TeaEarlGreyHot wrote:
Callista wrote:
TeaEarlGreyHot wrote:
I get that funerals are for the living. What I don't get are the irrational rituals involved in burials.
Like I said, they're trying to come to terms with the reality of death. That's what a viewing is for; a funeral; a grave marker. They spend their lives trying not to think too much about that reality; but when they're faced with it, they have to process it somehow. NTs process things by coming together in groups; and the rituals tend to have the function of helping them understand that the person is really gone, integrate that person's existence into their own identities and into the identity of their community, and strengthen their own connections to their communities. It helps them process death and resolve grief.

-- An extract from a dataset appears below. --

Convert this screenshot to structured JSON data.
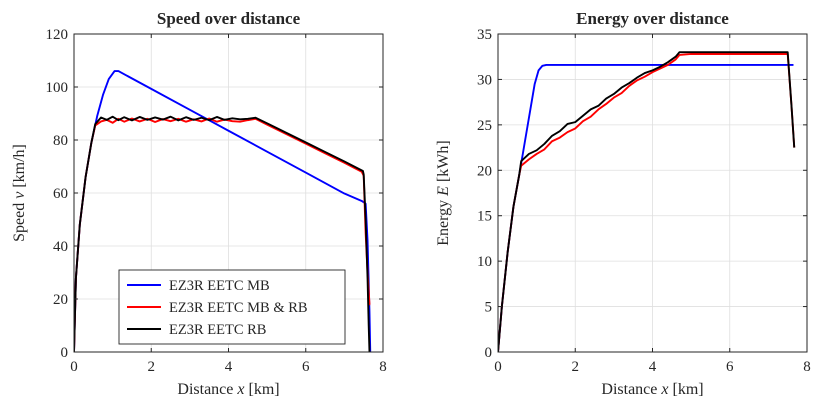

But the rituals are a social construct.
Yes, they are; they differ from society to society; but they have a function. Some places embalm their dead; in other places, the dead are eaten, left for scavengers, burned, or buried. The near-universals, though, are the presence of the community, the presence of some sort of ritual or custom, and the turning of the community's focus toward the deceased person. It's not the funeral rites themselves that matter; it's simply the fact that you're having funeral rites of some sort--whether it's a matter of saying a thirty-second prayer and throwing the body into the ocean, or whether it's an entire community going into deep mourning for a year. I haven't yet heard of a culture that doesn't have some sort of ritual or custom surrounding death.